Vale ainda ressaltar que uma das principais ações do Plano DDH é o Programa de Proteção aos Defensores de Direitos Humanos, Comunicadores e Ambientalistas (PPDDH), que, existe há mais de 20 anos, e adota critérios e procedimentos previstos no Decreto nº 9.937, de 24 de julho de 2019, alterado pelo Decreto nº 10.815, de 27 de setembro de 2021 e regulamentado pela Portaria nº 507, de 21 de fevereiro de 2022.
A inclusão de uma pessoa no programa não é automática — depende de solicitação formal, verificação de ameaças concretas e análise multidisciplinar de risco.

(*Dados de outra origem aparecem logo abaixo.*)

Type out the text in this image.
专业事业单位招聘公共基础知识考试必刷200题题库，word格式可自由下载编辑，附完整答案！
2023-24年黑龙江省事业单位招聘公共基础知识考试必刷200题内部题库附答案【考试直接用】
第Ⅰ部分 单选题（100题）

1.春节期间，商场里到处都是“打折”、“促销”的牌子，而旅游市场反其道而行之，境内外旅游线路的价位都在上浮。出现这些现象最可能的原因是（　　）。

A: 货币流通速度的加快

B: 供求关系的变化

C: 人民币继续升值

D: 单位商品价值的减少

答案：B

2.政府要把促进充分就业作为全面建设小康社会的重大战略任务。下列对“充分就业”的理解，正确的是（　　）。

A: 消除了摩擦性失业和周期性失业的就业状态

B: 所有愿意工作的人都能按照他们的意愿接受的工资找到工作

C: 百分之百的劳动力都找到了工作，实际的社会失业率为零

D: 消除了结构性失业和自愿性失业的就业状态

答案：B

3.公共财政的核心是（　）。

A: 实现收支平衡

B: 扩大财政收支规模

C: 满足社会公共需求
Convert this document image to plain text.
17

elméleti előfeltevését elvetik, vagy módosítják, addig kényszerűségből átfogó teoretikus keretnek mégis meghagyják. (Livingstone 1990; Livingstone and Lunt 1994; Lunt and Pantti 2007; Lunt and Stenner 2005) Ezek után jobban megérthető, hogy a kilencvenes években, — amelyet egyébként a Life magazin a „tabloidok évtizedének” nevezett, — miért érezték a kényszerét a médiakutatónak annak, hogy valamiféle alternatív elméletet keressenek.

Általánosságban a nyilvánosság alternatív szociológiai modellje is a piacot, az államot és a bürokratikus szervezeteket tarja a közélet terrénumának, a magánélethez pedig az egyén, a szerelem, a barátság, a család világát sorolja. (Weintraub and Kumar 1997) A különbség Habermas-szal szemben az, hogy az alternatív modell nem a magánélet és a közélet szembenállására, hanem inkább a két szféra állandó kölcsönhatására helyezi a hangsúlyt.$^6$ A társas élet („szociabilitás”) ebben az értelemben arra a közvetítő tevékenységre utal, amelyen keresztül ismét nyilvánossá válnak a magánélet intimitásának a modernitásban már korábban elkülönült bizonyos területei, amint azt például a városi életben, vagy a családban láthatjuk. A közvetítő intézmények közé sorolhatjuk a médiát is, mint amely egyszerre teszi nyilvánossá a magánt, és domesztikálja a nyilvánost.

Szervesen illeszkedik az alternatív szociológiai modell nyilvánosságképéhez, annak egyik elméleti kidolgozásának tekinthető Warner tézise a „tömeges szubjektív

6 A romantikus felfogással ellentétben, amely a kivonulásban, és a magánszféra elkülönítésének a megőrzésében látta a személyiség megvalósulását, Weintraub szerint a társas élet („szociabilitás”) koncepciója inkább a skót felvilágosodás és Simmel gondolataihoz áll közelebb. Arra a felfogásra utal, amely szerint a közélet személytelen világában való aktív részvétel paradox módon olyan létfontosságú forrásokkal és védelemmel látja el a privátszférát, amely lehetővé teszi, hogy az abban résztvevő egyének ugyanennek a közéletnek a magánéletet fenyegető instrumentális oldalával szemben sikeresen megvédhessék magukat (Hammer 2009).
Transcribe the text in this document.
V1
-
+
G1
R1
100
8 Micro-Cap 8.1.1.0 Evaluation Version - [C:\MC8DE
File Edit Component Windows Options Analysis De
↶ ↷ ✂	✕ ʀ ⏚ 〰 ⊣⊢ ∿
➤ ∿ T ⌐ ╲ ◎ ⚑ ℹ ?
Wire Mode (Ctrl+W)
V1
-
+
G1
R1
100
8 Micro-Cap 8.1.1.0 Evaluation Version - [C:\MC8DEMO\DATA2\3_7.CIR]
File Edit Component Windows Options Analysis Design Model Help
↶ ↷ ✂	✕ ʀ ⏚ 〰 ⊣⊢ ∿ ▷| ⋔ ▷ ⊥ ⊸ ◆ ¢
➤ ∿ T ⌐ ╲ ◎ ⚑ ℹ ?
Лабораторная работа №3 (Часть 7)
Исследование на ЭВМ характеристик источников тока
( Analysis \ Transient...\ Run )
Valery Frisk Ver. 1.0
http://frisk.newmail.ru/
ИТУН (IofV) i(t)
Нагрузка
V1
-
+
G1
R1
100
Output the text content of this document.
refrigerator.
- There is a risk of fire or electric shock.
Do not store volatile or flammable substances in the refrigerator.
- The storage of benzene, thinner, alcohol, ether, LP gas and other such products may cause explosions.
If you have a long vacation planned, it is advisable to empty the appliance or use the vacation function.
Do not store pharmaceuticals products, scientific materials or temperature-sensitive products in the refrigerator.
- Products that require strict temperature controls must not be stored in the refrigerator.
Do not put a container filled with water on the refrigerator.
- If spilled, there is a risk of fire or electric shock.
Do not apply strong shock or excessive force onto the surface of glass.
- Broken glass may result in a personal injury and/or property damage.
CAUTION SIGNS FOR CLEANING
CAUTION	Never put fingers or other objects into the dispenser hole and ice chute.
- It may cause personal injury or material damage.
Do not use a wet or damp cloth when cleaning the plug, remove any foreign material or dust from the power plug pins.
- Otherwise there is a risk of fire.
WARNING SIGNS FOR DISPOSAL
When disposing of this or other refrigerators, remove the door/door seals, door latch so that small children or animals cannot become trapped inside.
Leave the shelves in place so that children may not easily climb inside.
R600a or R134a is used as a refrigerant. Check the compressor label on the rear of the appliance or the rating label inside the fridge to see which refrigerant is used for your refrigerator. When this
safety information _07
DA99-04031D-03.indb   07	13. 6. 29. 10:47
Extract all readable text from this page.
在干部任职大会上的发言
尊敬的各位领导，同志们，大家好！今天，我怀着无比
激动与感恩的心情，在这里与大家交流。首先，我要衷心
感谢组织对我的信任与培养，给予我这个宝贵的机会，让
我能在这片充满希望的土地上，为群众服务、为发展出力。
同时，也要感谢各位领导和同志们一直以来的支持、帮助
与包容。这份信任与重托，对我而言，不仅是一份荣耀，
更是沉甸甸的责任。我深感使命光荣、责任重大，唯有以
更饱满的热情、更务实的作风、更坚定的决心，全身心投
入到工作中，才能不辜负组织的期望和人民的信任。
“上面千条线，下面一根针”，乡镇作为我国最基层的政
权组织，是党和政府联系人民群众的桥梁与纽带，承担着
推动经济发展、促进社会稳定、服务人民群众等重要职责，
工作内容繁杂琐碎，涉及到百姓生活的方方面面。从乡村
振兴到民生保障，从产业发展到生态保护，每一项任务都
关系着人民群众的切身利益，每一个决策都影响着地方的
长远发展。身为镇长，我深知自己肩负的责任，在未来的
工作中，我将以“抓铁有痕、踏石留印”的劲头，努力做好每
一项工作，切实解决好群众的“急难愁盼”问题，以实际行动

As medidas de proteção são graduais, proporcionais e adequadas a cada caso, podendo incluir:
- relocação temporária;
- articulação com órgãos de segurança pública;
- acompanhamento psicossocial;
- apoio jurídico;
- medidas de prevenção e mediação de conflitos.
Em nenhuma hipótese o decreto prevê escolta policial automática ou uso de força armada.
Trata-se de uma política pública humanitária e preventiva, voltada à preservação da vida e da integridade de pessoas ameaçadas em razão de sua atuação legítima.
Nesse sentido, a instituição do Plano Nacional de Proteção reafirma o protagonismo internacional do Brasil na promoção dos direitos humanos e da justiça climática, especialmente às vésperas da COP30, que será realizada em Belém (PA).
O MDHC reitera seu compromisso com a legalidade, a transparência, o diálogo entre poderes, a proteção de seus cidadãos e o fortalecimento da democracia.